Holy Goat!


East of Castlemaine, across acres of rolling granite plains, there lives a very special herd of goats. This free range herd produces a certified milk which is crafted into french style chevre. Owners Carla Meurs and Ann-Marie Monda create a variety of delicious cheeses, each with a distinctive style and quality. Recently, Hannah and Toby where lucky enough to visit this special farm. Hannah has compiled this report to share her experience with us.
Hello passionate foodies,
Once again my love of food has paid off; recently I had the kind offer along with Toby the Manager of our Prahran store, to go along and meet the ladies from Holy Goat cheese farm. As it is my passion to find out where the food I eat comes from, I jumped at the chance.
Well, as we drove through the gates of the farm I new I would love it here, the rolling granite hills of Sutter Grange and the smell of fresh air relaxes you instantly. We were met by Carla and Ann Marie as if we had know them for years, we proceeded to this enchanted wooden house for tea on the veranda, there was a small group of 10 so it felt very homely. After tea we started our tour of the farm. First we met the kids who were 9 weeks old and very mischievous. And then on to the adolescence which were 1 years old, as we walked and talked trying to take in the view and all the information Carla and Ann Marie where giving us, the goats happily followed us, occasionally eating our clothes and finding it fun to try to push us over. It was very apparent that they were part of Ann Marie and Carla’s family almost like having fields full of dogs!

Carla told us about all the tree planting they are doing and their difficulties due to the depleted soil and lack of rain. It is a hard life to raise animals on land that gives you nothing, but they are so passionate about the philosophy and they love their goats so much they keep high spirits. It inspired Toby and I, to see the lengths they will go to, to help their goats. I was particularly happy to see their use of homeopathic remedies and ointments to help with joint and hoof problems.
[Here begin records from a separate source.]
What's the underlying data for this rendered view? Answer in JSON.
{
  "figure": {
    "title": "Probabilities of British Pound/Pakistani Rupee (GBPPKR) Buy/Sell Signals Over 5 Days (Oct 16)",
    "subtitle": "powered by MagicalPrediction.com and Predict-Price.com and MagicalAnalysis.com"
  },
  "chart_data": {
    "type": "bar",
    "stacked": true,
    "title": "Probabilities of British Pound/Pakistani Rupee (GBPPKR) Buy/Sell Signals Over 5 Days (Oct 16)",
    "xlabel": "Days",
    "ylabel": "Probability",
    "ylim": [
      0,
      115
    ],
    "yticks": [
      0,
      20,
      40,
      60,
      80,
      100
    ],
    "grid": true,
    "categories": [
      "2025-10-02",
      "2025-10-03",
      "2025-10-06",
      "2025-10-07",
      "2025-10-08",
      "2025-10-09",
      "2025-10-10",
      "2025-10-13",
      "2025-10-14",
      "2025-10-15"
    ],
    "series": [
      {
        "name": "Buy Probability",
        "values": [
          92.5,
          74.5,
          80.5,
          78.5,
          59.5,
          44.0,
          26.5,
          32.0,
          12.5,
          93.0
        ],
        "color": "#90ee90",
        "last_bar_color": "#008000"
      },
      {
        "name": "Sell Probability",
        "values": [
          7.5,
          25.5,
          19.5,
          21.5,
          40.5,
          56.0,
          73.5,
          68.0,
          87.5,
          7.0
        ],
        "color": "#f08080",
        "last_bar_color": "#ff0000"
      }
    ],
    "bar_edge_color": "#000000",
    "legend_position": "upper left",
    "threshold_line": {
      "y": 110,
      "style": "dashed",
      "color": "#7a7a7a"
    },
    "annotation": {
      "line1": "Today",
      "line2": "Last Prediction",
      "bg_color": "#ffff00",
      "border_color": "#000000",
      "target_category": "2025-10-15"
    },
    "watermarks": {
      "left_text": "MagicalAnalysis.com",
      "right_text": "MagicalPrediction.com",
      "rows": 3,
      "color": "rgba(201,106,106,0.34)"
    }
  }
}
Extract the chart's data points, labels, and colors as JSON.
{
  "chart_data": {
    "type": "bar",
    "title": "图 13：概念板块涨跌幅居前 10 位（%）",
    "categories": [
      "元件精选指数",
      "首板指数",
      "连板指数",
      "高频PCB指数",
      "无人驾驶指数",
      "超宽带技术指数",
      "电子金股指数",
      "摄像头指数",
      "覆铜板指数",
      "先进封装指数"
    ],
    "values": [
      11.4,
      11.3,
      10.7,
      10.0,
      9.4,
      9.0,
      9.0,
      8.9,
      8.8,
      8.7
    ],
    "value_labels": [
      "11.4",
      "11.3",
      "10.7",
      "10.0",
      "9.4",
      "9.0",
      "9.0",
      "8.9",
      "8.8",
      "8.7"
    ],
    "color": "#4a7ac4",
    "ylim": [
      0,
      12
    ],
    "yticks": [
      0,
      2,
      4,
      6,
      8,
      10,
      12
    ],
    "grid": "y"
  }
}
Each animal is assessed as an individual and treated with love. The whole feeding process is a work in progress, they soak the barley for 5 days so the goats can digest it better (just as we do with our food) they also soak seaweed, and incorporate this with flax seed meal, cod liver oil and an array of coppers and other essential minerals that their land does not give them anymore. It is clear these animals are taken care of and are given great food and lead a happy life.
The ladies on the Holy Goat farm have got a good balance in their lives. They work hard, but love what they are doing. They are getting to live out their dreams and goals on the farm, and bring their fantastic cheese products to market for us all to enjoy.
This really comes across when you taste their products, each one has so much love in it and has been created with respect given to the land and to the animals, just as food should be created. It makes for an amazing range of delicious goats cheese.
On a health side goats milk is very similar to human milk, so many people find it much easier to digest than cow's milk. Goat's milk is a very good source of calcium and a good source of protein, phosphorous, riboflavin (vitamin B2) and potassium. Read more about goats milk on "the world's healthiest foods website".
The cheeses they produce at Holy Goat are amazing in taste and texture. Each of us has a favourite; mine is the veloute for the fact you can take the top of and dip any type of food in (we even tried strawberries!). Toby’s favourite is the la luna, a type of chevre which Holy Goat is the first to introduce to Australia. It is made with a type of safe mould that grows in lots of different directions, so that eventually when they meet it rises up like a small volcano. This gives a beautiful rippled affect to the cheese and a great taste. All their cheese is from the goat to the shop within a couple of weeks. These cheeses are all classified as fresh cheeses, which don't need long to ripen (when compared to the cows cheese like brie which take several months). This freshness adds beneficial bacteria to our diets, and contributes to the excellent fresh taste.
Please feel free to ask Toby or myself about the Holy Goat range, and I strongly recommend trying this product, it certainly is wonderful!